Dried/calcined sludge & residues, prepared sweeps, some wet materials and lower grade metallics, are mixed with ashes and recycled dusts, and are smelted in a coke fired blast furnace. The blast furnace comprises a vertical, water-cooled shaft, into the top of which the silver bearing mix is charged. Recycled slag, flux, litharge and coke are also charged with the materials. Lead, in the form of recycled litharge, is used as the metal collector to form a lead-silver alloy.
At the base of the furnace is a brick-lined removable crucible from which slag and metal alloy are continuously separated. Oxygen-enriched air is blown in close to the base of the furnace and this provides the high temperature combustion of the coke necessary for smelting. The furnace operates with the smelting zone at ~1400°C. The hot exhaust gases pass up the furnace, through the charge material and, by direct heat exchange, pre-heat the charge materials.
Dust and fume are captured by a dry, fabric bag filter plant before discharge through a 55 metre stack to atmosphere.

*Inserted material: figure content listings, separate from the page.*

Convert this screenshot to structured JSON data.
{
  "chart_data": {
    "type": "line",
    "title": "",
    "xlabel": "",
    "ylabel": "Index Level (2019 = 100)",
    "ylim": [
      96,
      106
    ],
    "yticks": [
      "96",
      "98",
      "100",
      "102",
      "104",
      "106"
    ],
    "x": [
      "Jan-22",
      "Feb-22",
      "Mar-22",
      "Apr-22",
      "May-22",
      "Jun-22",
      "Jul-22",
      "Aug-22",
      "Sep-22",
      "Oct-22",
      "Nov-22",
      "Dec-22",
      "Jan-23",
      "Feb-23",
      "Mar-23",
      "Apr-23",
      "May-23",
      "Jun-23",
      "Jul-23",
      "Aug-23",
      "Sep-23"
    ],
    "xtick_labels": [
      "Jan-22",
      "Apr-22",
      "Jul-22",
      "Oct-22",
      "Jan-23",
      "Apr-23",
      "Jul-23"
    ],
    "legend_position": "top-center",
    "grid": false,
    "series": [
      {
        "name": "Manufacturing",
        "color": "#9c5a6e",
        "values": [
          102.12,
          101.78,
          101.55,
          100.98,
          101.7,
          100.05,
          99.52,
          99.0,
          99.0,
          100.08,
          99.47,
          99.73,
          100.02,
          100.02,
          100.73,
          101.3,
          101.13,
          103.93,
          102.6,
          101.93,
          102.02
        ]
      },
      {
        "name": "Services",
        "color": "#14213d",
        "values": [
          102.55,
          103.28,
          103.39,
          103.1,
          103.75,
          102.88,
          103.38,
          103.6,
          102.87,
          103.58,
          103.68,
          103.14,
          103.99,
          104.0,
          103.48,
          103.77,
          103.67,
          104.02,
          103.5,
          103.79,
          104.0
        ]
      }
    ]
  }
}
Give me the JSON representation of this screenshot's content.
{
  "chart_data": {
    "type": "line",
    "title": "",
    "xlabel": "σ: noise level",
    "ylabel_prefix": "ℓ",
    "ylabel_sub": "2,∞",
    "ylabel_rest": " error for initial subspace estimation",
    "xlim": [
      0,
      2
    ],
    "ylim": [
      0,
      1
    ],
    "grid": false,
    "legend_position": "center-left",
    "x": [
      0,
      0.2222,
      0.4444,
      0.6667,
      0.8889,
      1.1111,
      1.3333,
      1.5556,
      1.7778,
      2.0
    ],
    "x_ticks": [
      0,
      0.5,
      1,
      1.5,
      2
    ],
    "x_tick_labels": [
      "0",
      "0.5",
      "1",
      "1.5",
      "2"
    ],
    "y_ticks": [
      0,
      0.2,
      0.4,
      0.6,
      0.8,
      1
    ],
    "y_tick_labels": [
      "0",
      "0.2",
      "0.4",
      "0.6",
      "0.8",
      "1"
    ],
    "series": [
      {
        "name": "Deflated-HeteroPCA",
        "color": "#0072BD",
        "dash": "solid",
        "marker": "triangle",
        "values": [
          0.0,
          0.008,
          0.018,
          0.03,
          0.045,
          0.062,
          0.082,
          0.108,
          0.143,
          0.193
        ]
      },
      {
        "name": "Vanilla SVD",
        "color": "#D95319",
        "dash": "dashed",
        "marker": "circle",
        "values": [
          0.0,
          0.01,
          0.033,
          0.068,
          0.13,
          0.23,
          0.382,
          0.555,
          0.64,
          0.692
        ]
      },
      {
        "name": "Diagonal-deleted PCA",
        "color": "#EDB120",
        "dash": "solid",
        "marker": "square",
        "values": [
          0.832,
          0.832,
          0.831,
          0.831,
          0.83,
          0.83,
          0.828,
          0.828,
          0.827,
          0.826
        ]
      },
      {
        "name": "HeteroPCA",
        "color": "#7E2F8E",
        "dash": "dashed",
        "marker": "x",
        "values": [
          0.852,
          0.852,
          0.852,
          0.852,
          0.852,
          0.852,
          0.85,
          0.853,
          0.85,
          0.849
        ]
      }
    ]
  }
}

Particulate emissions to atmosphere are continuously monitored and with routine gas and metal emissions monitoring conducted as required by our environmental operating permit.
Dusts from the filter are collected into stirred mixing tanks and, by the addition of water and lime, halides are converted to soluble calcium salts. The insoluble heavy metal compounds are separated by filter press and are recycled to the blast furnace.
The solution containing the soluble halide salts is removed from site by tanker and treated by an authorised waste contractor.
JBR also periodically uses its blast furnace to convert waste lead materials to unrefined metallic lead.
Silver-free materials such as lead drosses, litharge, dusts, foils, lead foil paper and other lead materials are smelted to produce unrefined 99%+ lead blocks, which are subsequently shipped to a UK lead refiner for refining to 9999 lead bullion.
JBR also employs a small 5 tonne capacity lead refining kettle, which utilises the Parkes Lead Refining Process, to periodically separate Ag and other contaminant metals, such as copper, from JBR lead bullion, to produce 999 lead blocks.